Among presidential candidates, South Bend Mayor Pete Buttigieg has also pushed the idea of pumping up the court’s size. “It’s no more a departure from norms than what the Republicans did to get the judiciary to the place it is today,” Buttigieg argues.
As Plato once remarked after an especially trying day in the Agora: Oof.
You can see where this is going; but it’s also worthwhile remembering where the idea came from.
The last Democrat to actively push for packing the court was Franklin D. Roosevelt; and his failure was one of his presidency’s most dramatic defeats.
After the Supreme Court issued a series of rulings against New Deal legislation, FDR and his team were outraged. His attorney general at the time, Homer Cummings, warned Roosevelt that the justices “mean to destroy us. . . . We will have to find a way to get rid of the present membership of the Supreme Court.”

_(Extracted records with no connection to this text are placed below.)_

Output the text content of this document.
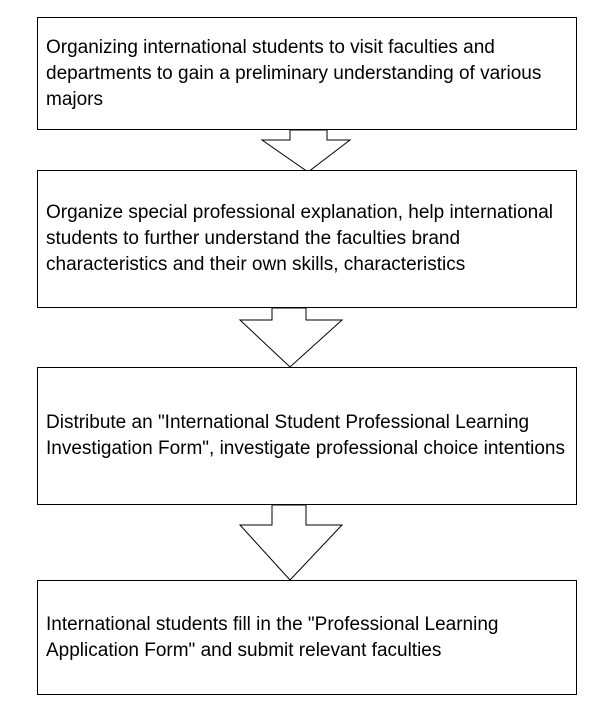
Organizing international students to visit faculties and departments to gain a preliminary understanding of various majors
Organize special professional explanation, help international students to further understand the faculties brand characteristics and their own skills, characteristics
Distribute an "International Student Professional Learning Investigation Form", investigate professional choice intentions
International students fill in the "Professional Learning Application Form" and submit relevant faculties
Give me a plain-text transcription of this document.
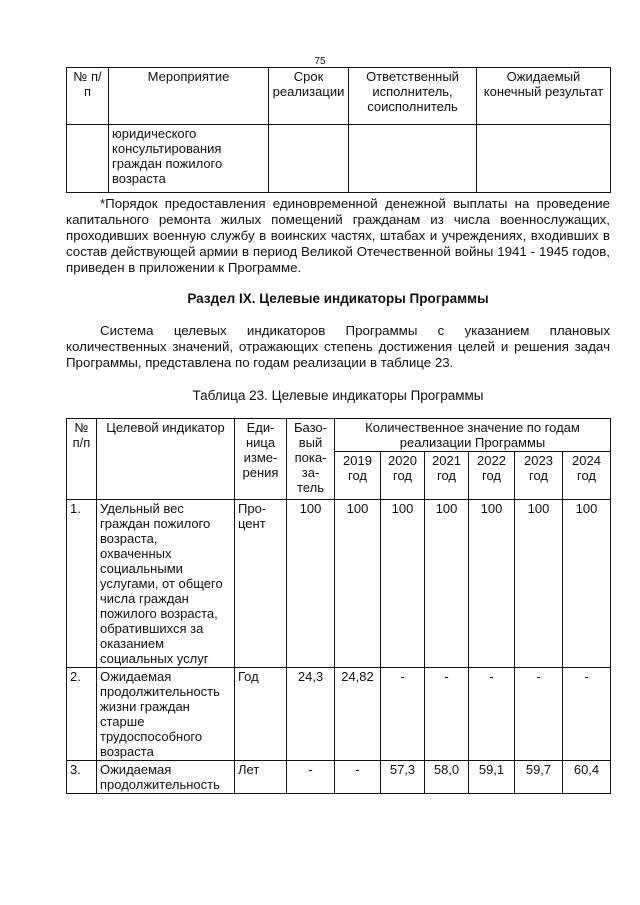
75
№ п/п	Мероприятие	Срок реализации	Ответственный исполнитель, соисполнитель	Ожидаемый конечный результат
	юридического консультирования граждан пожилого возраста			
*Порядок предоставления единовременной денежной выплаты на проведение капитального ремонта жилых помещений гражданам из числа военнослужащих, проходивших военную службу в воинских частях, штабах и учреждениях, входивших в состав действующей армии в период Великой Отечественной войны 1941 - 1945 годов, приведен в приложении к Программе.
Раздел IX. Целевые индикаторы Программы
Система целевых индикаторов Программы с указанием плановых количественных значений, отражающих степень достижения целей и решения задач Программы, представлена по годам реализации в таблице 23.
Таблица 23. Целевые индикаторы Программы
№ п/п	Целевой индикатор	Еди-ница изме-рения	Базо-вый пока-за-тель	Количественное значение по годам реализации Программы					
				2019 год	2020 год	2021 год	2022 год	2023 год	2024 год
1.	Удельный вес граждан пожилого возраста, охваченных социальными услугами, от общего числа граждан пожилого возраста, обратившихся за оказанием социальных услуг	Про-цент	100	100	100	100	100	100	100
2.	Ожидаемая продолжительность жизни граждан старше трудоспособного возраста	Год	24,3	24,82	-	-	-	-	-
3.	Ожидаемая продолжительность	Лет	-	-	57,3	58,0	59,1	59,7	60,4
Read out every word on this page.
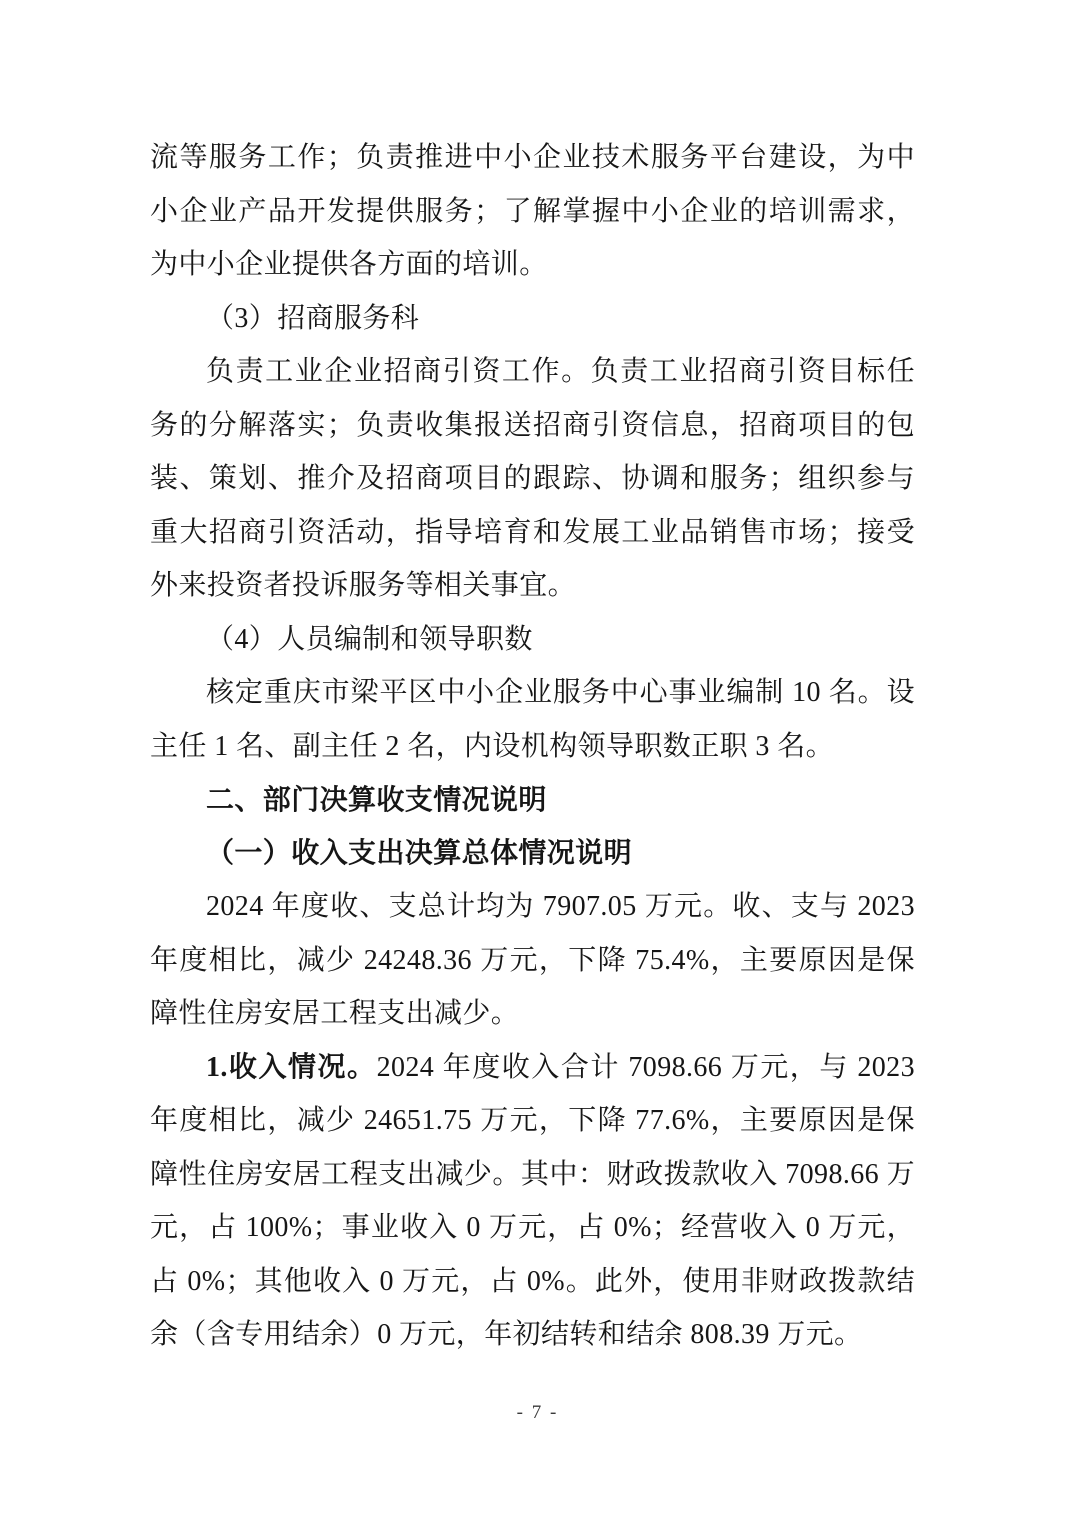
流等服务工作；负责推进中小企业技术服务平台建设，为中小企业产品开发提供服务；了解掌握中小企业的培训需求，为中小企业提供各方面的培训。

（3）招商服务科

负责工业企业招商引资工作。负责工业招商引资目标任务的分解落实；负责收集报送招商引资信息，招商项目的包装、策划、推介及招商项目的跟踪、协调和服务；组织参与重大招商引资活动，指导培育和发展工业品销售市场；接受外来投资者投诉服务等相关事宜。

（4）人员编制和领导职数

核定重庆市梁平区中小企业服务中心事业编制 10 名。设主任 1 名、副主任 2 名，内设机构领导职数正职 3 名。

二、部门决算收支情况说明
（一）收入支出决算总体情况说明

2024 年度收、支总计均为 7907.05 万元。收、支与 2023 年度相比，减少 24248.36 万元，下降 75.4%，主要原因是保障性住房安居工程支出减少。

1.收入情况。2024 年度收入合计 7098.66 万元，与 2023 年度相比，减少 24651.75 万元，下降 77.6%，主要原因是保障性住房安居工程支出减少。其中：财政拨款收入 7098.66 万元，占 100%；事业收入 0 万元，占 0%；经营收入 0 万元，占 0%；其他收入 0 万元，占 0%。此外，使用非财政拨款结余（含专用结余）0 万元，年初结转和结余 808.39 万元。

- 7 -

So on February 5, 1937, fresh off re-election, Roosevelt unveiled his plan to add a new Supreme Court justice any time a sitting justice turned 70 years and 6 months old (up to a maximum of 6 new justices).

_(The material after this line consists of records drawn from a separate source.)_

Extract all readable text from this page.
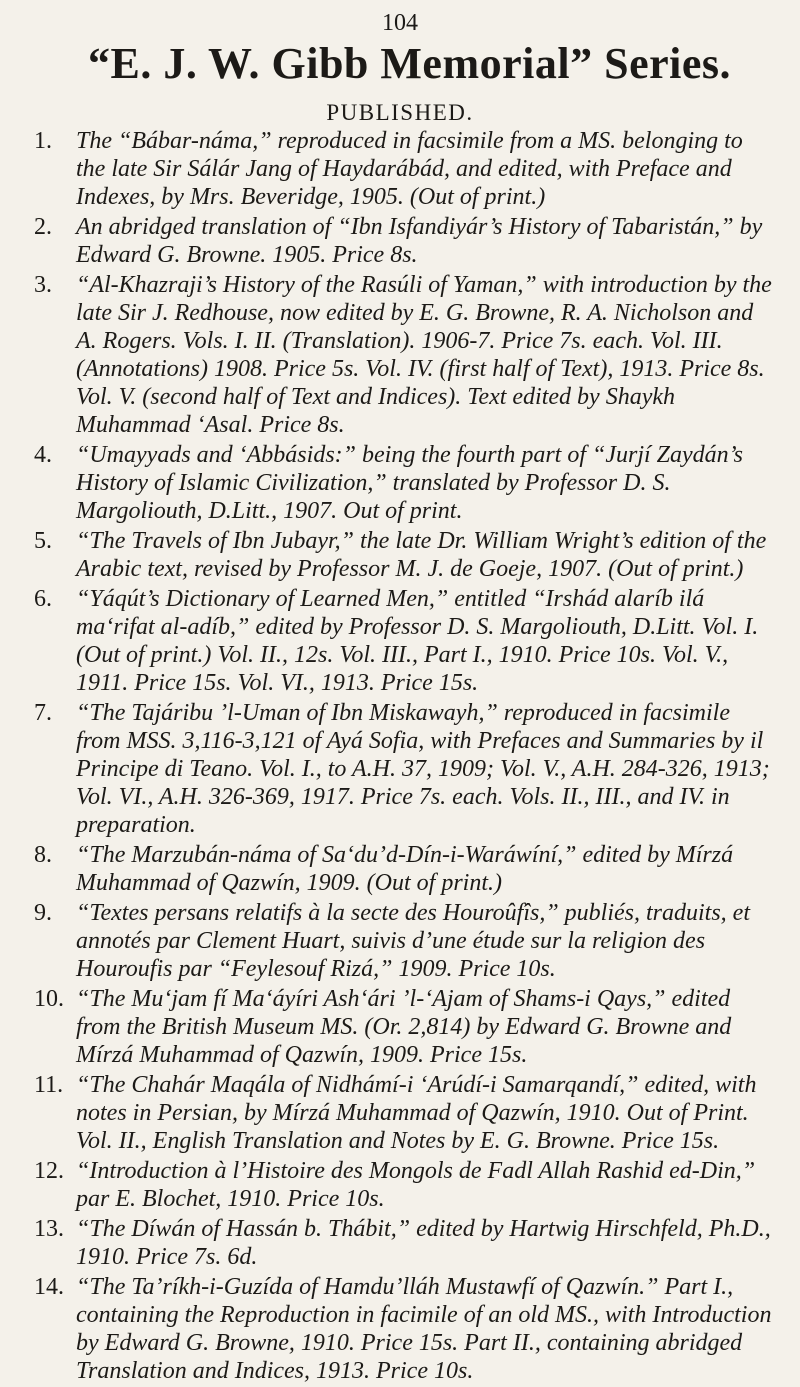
104
“E. J. W. Gibb Memorial” Series.
PUBLISHED.
1.	The “Bábar-náma,” reproduced in facsimile from a MS. belonging to the late Sir Sálár Jang of Haydarábád, and edited, with Preface and Indexes, by Mrs. Beveridge, 1905. (Out of print.)
2.	An abridged translation of “Ibn Isfandiyár’s History of Tabaristán,” by Edward G. Browne. 1905. Price 8s.
3.	“Al-Khazraji’s History of the Rasúli of Yaman,” with introduction by the late Sir J. Redhouse, now edited by E. G. Browne, R. A. Nicholson and A. Rogers. Vols. I. II. (Translation). 1906-7. Price 7s. each. Vol. III. (Annotations) 1908. Price 5s. Vol. IV. (first half of Text), 1913. Price 8s. Vol. V. (second half of Text and Indices). Text edited by Shaykh Muhammad ‘Asal. Price 8s.
4.	“Umayyads and ‘Abbásids:” being the fourth part of “Jurjí Zaydán’s History of Islamic Civilization,” translated by Professor D. S. Margoliouth, D.Litt., 1907. Out of print.
5.	“The Travels of Ibn Jubayr,” the late Dr. William Wright’s edition of the Arabic text, revised by Professor M. J. de Goeje, 1907. (Out of print.)
6.	“Yáqút’s Dictionary of Learned Men,” entitled “Irshád alaríb ilá ma‘rifat al-adíb,” edited by Professor D. S. Margoliouth, D.Litt. Vol. I. (Out of print.) Vol. II., 12s. Vol. III., Part I., 1910. Price 10s. Vol. V., 1911. Price 15s. Vol. VI., 1913. Price 15s.
7.	“The Tajáribu ’l-Uman of Ibn Miskawayh,” reproduced in facsimile from MSS. 3,116-3,121 of Ayá Sofia, with Prefaces and Summaries by il Principe di Teano. Vol. I., to A.H. 37, 1909; Vol. V., A.H. 284-326, 1913; Vol. VI., A.H. 326-369, 1917. Price 7s. each. Vols. II., III., and IV. in preparation.
8.	“The Marzubán-náma of Sa‘du’d-Dín-i-Waráwíní,” edited by Mírzá Muhammad of Qazwín, 1909. (Out of print.)
9.	“Textes persans relatifs à la secte des Houroûfîs,” publiés, traduits, et annotés par Clement Huart, suivis d’une étude sur la religion des Houroufis par “Feylesouf Rizá,” 1909. Price 10s.
10. “The Mu‘jam fí Ma‘áyíri Ash‘ári ’l-‘Ajam of Shams-i Qays,” edited from the British Museum MS. (Or. 2,814) by Edward G. Browne and Mírzá Muhammad of Qazwín, 1909. Price 15s.
11. “The Chahár Maqála of Nidhámí-i ‘Arúdí-i Samarqandí,” edited, with notes in Persian, by Mírzá Muhammad of Qazwín, 1910. Out of Print. Vol. II., English Translation and Notes by E. G. Browne. Price 15s.
12. “Introduction à l’Histoire des Mongols de Fadl Allah Rashid ed-Din,” par E. Blochet, 1910. Price 10s.
13. “The Díwán of Hassán b. Thábit,” edited by Hartwig Hirschfeld, Ph.D., 1910. Price 7s. 6d.
14. “The Ta’ríkh-i-Guzída of Hamdu’lláh Mustawfí of Qazwín.” Part I., containing the Reproduction in facimile of an old MS., with Introduction by Edward G. Browne, 1910. Price 15s. Part II., containing abridged Translation and Indices, 1913. Price 10s.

He had reason to be cocky. After the 1936 election, Democrats controlled the senate 76-16 and the House 338-88. But despite that overwhelming partisan edge, FDR’s plan died an ignominious death. (Democrats suffered catastrophic losses in the 1938 election, after the court-packing controversy and a weakening economy soured public opinion on the New Deal.)
Roosevelt had tested the limits of partisanship and found that he badly underestimated the strength of norms surrounding the constitution and the courts. It’s also notable that his idea was killed not by Republicans, but by his fellow Democrats.
In March 1937, Senator Burton Wheeler (D-Montana) warned against the precedent that FDR’s plan would create.
Create now a political court to echo the ideas of the Executive and you have created a weapon. A weapon which, in the hands of another President in times of war or other hysteria, could well be an instrument of destruction. A weapon that can cut down those guaranties of liberty written into your great document by the blood of your forefathers and that can extinguish your right of liberty, of speech, of thought, of action, and of religion. A weapon whose use is only dictated by the conscience of the wielder.
More than 80 years later, Democrats should re-read Wheeler’s advice and once again scrap a truly awful idea.